30 The evidence concerning the health of the applicant’s mother was also correctly discounted because of the vagueness of the material and the absence of any evidence from her or otherwise as to the effect of any sentence on her (s 16A(2)(f)). The health of the father was also correctly discounted because of the nature of the relationship between the applicant and his father, and the lack of specificity as to any effect a significant sentence would or may have on the father (s 16A(2)(f)).
31 Furthermore, neither circumstance was of an exculpatory kind that would fall within the ambit of s 16A(2)(D) of the Crimes Act 1914 (Commonwealth).
32 The judge correctly posed the matter that he had to determine, namely, that he had to impose a sentence that was of a severity appropriate in all the circumstances of the offence (s 16A(1)), an offence in respect of which both personal and general deterrence are important. The starting point for such a sentence was the amount of the drug imported, the obviously careful pre-planning of the importation, the knowledge of the applicant, his pivotal role in recovering and controlling the imported narcotics, and his endeavours by the use of a pseudonym, code words in conversations and the attempted interposition of intermediaries to conceal his involvement.
33 These factors must be viewed against the further fact that the maximum penalty for such an offence is imprisonment for life.
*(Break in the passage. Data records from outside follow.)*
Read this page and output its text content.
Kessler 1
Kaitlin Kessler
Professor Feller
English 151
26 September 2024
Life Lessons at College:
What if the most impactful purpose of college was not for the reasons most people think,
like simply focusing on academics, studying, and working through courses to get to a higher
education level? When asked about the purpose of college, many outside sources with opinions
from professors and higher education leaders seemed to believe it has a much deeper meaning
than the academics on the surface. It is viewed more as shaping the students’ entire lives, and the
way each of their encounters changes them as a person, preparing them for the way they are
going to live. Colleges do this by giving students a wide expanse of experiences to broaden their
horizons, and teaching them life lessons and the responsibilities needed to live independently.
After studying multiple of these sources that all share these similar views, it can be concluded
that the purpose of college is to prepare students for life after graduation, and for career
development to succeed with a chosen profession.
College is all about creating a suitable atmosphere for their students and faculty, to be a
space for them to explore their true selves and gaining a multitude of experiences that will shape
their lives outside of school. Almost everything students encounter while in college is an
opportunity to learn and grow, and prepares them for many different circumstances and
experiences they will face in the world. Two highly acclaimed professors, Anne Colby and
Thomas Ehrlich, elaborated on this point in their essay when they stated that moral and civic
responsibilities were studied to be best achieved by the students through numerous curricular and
The discount allowed on sentence for the late plea of guilty and in the circumstances in which it was proffered was, in my opinion, appropriate, since the degree of mitigation may vary with the circumstances of a particular case (Siganto v The Queen (1998) 194 CLR 656 at 663-664); so too as regards the discount of one-third because of the absence of remissions in view of the place and the system in which the sentence is to be served (s 16G).
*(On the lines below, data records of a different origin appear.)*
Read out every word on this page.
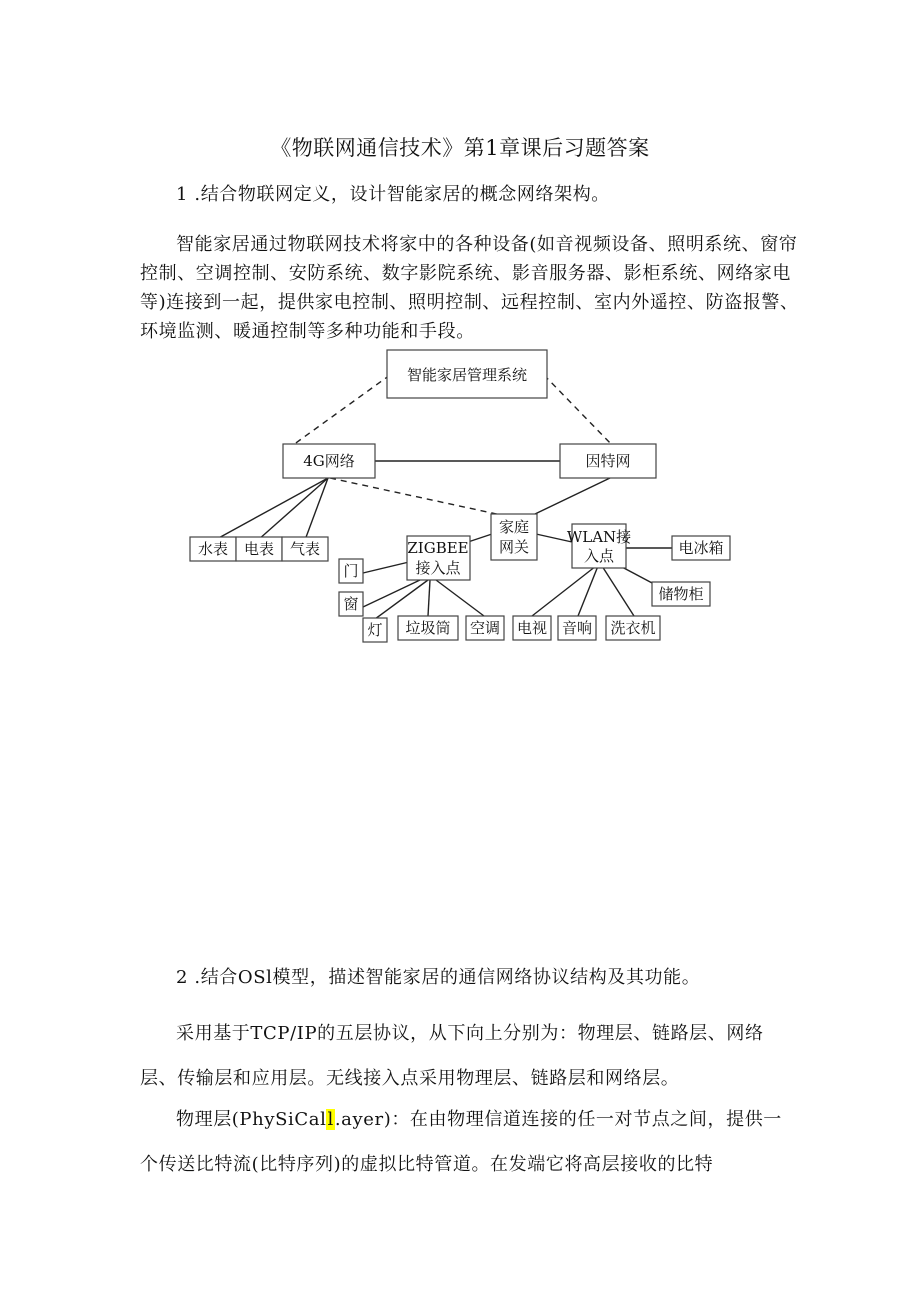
《物联网通信技术》第1章课后习题答案
1 .结合物联网定义，设计智能家居的概念网络架构。
智能家居通过物联网技术将家中的各种设备(如音视频设备、照明系统、窗帘控制、空调控制、安防系统、数字影院系统、影音服务器、影柜系统、网络家电等)连接到一起，提供家电控制、照明控制、远程控制、室内外遥控、防盗报警、环境监测、暖通控制等多种功能和手段。
智能家居管理系统
4G网络	因特网
家庭
网关
ZIGBEE
接入点
WLAN接
入点
水表 电表 气表
门
窗
灯 垃圾筒 空调 电视 音响 洗衣机
电冰箱
储物柜
2 .结合OSl模型，描述智能家居的通信网络协议结构及其功能。
采用基于TCP/IP的五层协议，从下向上分别为：物理层、链路层、网络层、传输层和应用层。无线接入点采用物理层、链路层和网络层。
物理层(PhySiCall.ayer)：在由物理信道连接的任一对节点之间，提供一个传送比特流(比特序列)的虚拟比特管道。在发端它将高层接收的比特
34 In these circumstances I am of opinion that none of the grounds relied on (as referred to above) is made out. No error is apparent in the sentencing process engaged in by the judge and having regard to the factors to which I have adverted above, I do not think that the sentence imposed was manifestly excessive. Indeed, as Sully J pointed out in the re-sentencing of Wong and Leung (supra at paragraph 20), at first instance a head sentence in the order of sixteen years at least, and a non-parole period in the order of eleven years at least, were called for in that case, even after the adjustment required by s 16G had been effected.
35 In view of the fact that the sentence in that case was imposed against a background of a triple jeopardy, a comparison of the sentence in the instant case and those imposed in Wong and Leung is not of assistance. A detailed comparison of the kind undertaken in the written submissions prepared on behalf of the applicant is, in my opinion, not an appropriate way of testing the sentence. As the High Court pointed out in R v Olbrich (supra) what a trial judge must do is determine the sentence appropriate to the particular case, and the extent of involvement of the particular person in the criminal activity the subject of the charge.
36 In any event, such a comparison does not reveal a disparity of a kind which would attract intervention by this Court. In my opinion leave to appeal should be granted, but the appeal should be dismissed.
37 SPIGELMAN CJ: I agree.
38 SIMPSON J: I agree.
39 SPIGELMAN CJ: The orders are as formulated by O’Keefe J.